Following our break up, I would opt for a period of celibacy, a period that would eventually last 18 months, to turn my attention more fully to my meditation practice and the re-stabilizing of my body, heart and mind in myself alone. 

I took so much away from that relationship. We were golden boys, the two of us, floating effortlessly on a swirl of artists in the gay community in the thriving dance/theater/music scene of New York City. 

It was during those years with Drew that my lifestyle graduated from unknown starving artist to “privileged poor”. We were young men with good educations, creative and dynamic in our energy, ready to jump on opportunities of all kinds, and attractive to both men and women of all ages. The two of us together were a social power couple. And yet we had no money. We earned practically nothing. We saved nothing. We lived on the edge, and always shared whatever apartment we were in with at least one other roommate. But we were privileged in our contacts, in our opportunities, and in our lifestyle. 
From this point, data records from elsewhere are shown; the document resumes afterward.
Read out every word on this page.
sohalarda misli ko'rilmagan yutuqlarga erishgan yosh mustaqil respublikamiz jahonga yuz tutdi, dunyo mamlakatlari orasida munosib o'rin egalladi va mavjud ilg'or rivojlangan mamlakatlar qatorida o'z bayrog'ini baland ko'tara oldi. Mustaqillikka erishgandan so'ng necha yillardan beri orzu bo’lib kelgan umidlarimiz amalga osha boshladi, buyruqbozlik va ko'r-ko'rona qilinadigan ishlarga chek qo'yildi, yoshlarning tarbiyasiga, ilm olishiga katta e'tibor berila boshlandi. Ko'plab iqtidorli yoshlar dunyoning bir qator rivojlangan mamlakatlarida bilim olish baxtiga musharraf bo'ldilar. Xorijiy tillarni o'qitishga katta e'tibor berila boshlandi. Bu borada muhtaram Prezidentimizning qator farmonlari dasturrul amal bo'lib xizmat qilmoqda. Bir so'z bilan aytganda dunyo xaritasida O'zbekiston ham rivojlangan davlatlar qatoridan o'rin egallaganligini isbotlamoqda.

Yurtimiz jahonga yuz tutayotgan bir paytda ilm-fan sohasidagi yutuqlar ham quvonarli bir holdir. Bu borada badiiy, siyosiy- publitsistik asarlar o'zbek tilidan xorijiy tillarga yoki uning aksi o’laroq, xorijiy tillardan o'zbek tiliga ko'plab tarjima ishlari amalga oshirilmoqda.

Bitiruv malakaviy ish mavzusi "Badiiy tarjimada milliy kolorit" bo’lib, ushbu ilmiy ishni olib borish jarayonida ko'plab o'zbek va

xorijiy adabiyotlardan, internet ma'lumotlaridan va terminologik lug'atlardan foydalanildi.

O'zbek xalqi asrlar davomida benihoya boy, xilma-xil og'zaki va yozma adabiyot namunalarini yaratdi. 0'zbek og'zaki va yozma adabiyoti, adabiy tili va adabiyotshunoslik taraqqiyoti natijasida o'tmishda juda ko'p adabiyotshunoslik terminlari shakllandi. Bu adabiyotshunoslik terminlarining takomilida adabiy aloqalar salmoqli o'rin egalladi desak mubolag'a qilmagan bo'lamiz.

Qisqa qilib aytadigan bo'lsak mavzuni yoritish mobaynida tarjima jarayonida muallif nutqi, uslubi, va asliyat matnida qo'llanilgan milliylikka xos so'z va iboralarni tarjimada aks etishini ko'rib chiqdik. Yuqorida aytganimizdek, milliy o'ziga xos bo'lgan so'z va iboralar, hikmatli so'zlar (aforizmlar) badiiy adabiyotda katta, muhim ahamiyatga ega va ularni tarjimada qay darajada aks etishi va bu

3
As I look back, I realize with astonishment that I was earning, and then living on less than $3000 a year in New York City. Our parents were certainly a safety net, but didn’t support us. I do thank my dad, even though he was never able to understand my impulse to be an artist, for steeping me in the skills of thrift that let me enjoy a lifestyle like that without any real financial means. 
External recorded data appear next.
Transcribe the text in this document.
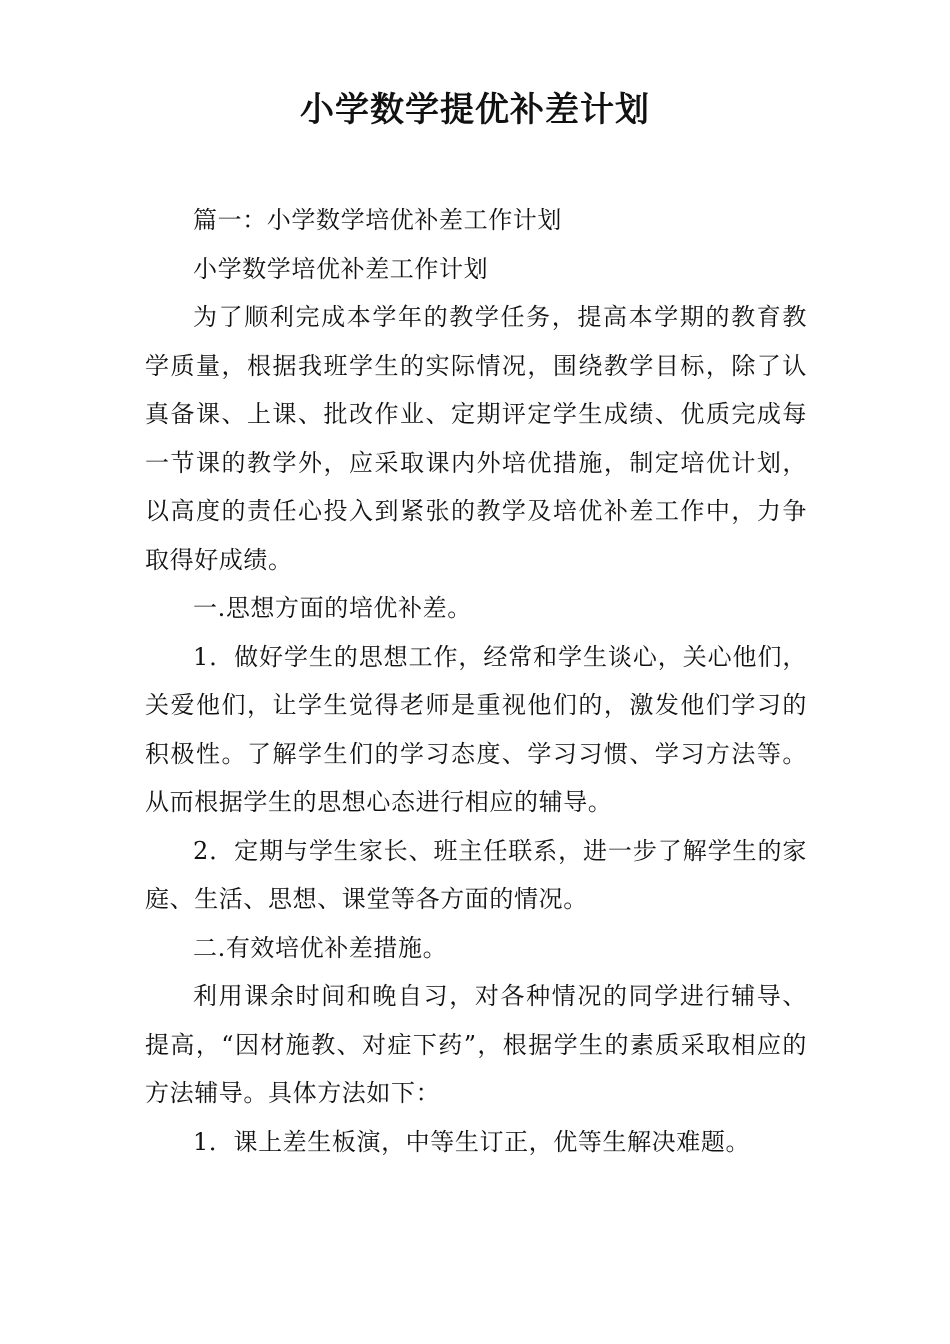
小学数学提优补差计划

篇一：小学数学培优补差工作计划

小学数学培优补差工作计划

为了顺利完成本学年的教学任务，提高本学期的教育教学质量，根据我班学生的实际情况，围绕教学目标，除了认真备课、上课、批改作业、定期评定学生成绩、优质完成每一节课的教学外，应采取课内外培优措施，制定培优计划，以高度的责任心投入到紧张的教学及培优补差工作中，力争取得好成绩。

一.思想方面的培优补差。

1．做好学生的思想工作，经常和学生谈心，关心他们，关爱他们，让学生觉得老师是重视他们的，激发他们学习的积极性。了解学生们的学习态度、学习习惯、学习方法等。从而根据学生的思想心态进行相应的辅导。

2．定期与学生家长、班主任联系，进一步了解学生的家庭、生活、思想、课堂等各方面的情况。

二.有效培优补差措施。

利用课余时间和晚自习，对各种情况的同学进行辅导、提高，“因材施教、对症下药”，根据学生的素质采取相应的方法辅导。具体方法如下：

1．课上差生板演，中等生订正，优等生解决难题。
Perhaps the most remarkable thing about my relationship with Drew, was that, to us, it did not seem remarkable at all. It felt natural and right to both of us. It was simply real, and we submerged ourselves in it. It happened in the middle of a swirl of artists, in the middle of a new phenomenon of social expansion, amidst a thriving culture of openness and exploration. We exemplified it all, but rarely took notice of how extraordinary the opportunity was. 

By being together during those years, by living together, and sharing everything with each other, we may also have helped save each other's lives. Neither of us became HIV-positive, and for many years I believed it was largely a result of both of us having grounded our sex lives in a lived, embodied spirituality. This sort of naive 

and magical thinking has often been my sail, carrying me over choppy waters and through stormy seas. 
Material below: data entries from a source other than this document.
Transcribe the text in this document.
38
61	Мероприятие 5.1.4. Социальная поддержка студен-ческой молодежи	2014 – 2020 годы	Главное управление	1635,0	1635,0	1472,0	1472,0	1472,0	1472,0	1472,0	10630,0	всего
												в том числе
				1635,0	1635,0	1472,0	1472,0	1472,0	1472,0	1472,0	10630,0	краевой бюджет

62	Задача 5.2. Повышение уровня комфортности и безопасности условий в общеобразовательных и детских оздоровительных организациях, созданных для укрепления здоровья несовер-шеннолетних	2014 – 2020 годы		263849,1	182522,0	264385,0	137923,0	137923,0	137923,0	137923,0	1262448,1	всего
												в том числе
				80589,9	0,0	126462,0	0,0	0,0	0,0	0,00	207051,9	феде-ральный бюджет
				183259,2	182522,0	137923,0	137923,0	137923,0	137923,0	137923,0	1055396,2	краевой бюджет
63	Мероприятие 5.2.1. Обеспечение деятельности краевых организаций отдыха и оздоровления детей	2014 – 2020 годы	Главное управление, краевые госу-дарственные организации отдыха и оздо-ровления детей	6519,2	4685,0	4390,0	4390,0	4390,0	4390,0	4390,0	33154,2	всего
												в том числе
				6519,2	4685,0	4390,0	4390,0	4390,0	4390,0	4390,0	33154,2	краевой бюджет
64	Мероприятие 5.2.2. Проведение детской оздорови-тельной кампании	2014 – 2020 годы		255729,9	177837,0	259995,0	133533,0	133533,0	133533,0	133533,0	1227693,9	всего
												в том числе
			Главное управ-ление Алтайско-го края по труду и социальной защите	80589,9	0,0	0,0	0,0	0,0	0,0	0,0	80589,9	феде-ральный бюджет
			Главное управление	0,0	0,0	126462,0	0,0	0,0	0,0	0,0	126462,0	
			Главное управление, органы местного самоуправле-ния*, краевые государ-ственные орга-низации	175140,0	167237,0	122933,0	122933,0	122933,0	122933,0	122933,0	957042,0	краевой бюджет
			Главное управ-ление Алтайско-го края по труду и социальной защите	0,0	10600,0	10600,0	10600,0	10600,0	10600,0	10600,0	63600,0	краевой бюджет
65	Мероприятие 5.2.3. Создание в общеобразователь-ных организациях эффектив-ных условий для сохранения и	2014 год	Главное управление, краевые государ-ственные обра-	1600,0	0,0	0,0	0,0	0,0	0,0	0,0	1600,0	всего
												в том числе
Even now, through less rosy colored lenses, I can see this was a life-altering relationship. And the way I danced out my grief at its ending built a strength of character I didn’t know I had. 

Three decades later, I sent an early draft of this story off to Drew, living with his husband in upstate NY. I received this in reply. 

Our meeting and early times together were exactly as you described. Very caught up in a stunningly magnetic physical/psychical/spiritual bonding that, however, had its grounding in sex. How great that time was, and I will always cherish it. 

I remember feeling a great sense of freedom in our time together. Perhaps it had something to do with what you spoke of when you mentioned that we really didn't have any money, but we were very rich in experiences and friends. Remember that amazing birthday party on my 30th in our apartment when more than 100 people squashed into it? And you spoke of yourself as naive, but I remember feeling utterly naive when you took me up for that first dance piece of yours that I saw (with Geoff Wright's music) at Tanglewood. Then going with you to Aix, and our subsequent trip to Corsica -- sleeping on beeches. How beautiful some of those times were! 

I don't think I ever appreciated how deserted you felt in my moving toward early music! I'm not sure I realized I was doing that, because it seemed like the natural outcome of my life's work up to that point. I've always considered myself a musician first, a singer second. It's funny, because most of the workshop teaching I do now is about acting for singers. I am teaching that with a lot of movement, and my first movement training was with you, my dear. I remember being very moved by watching you dance. You used to say to me that I had more the body of a dancer, but I never had the confidence in that. 

I spent some time asking myself what the uppermost emotion I remember from that time, and part of what came to me was "innocence"! I felt like we were two innocents exploring sex and connection with each other to the utmost. It's a very special relationship. I will never have it with another (and indeed, never have had).”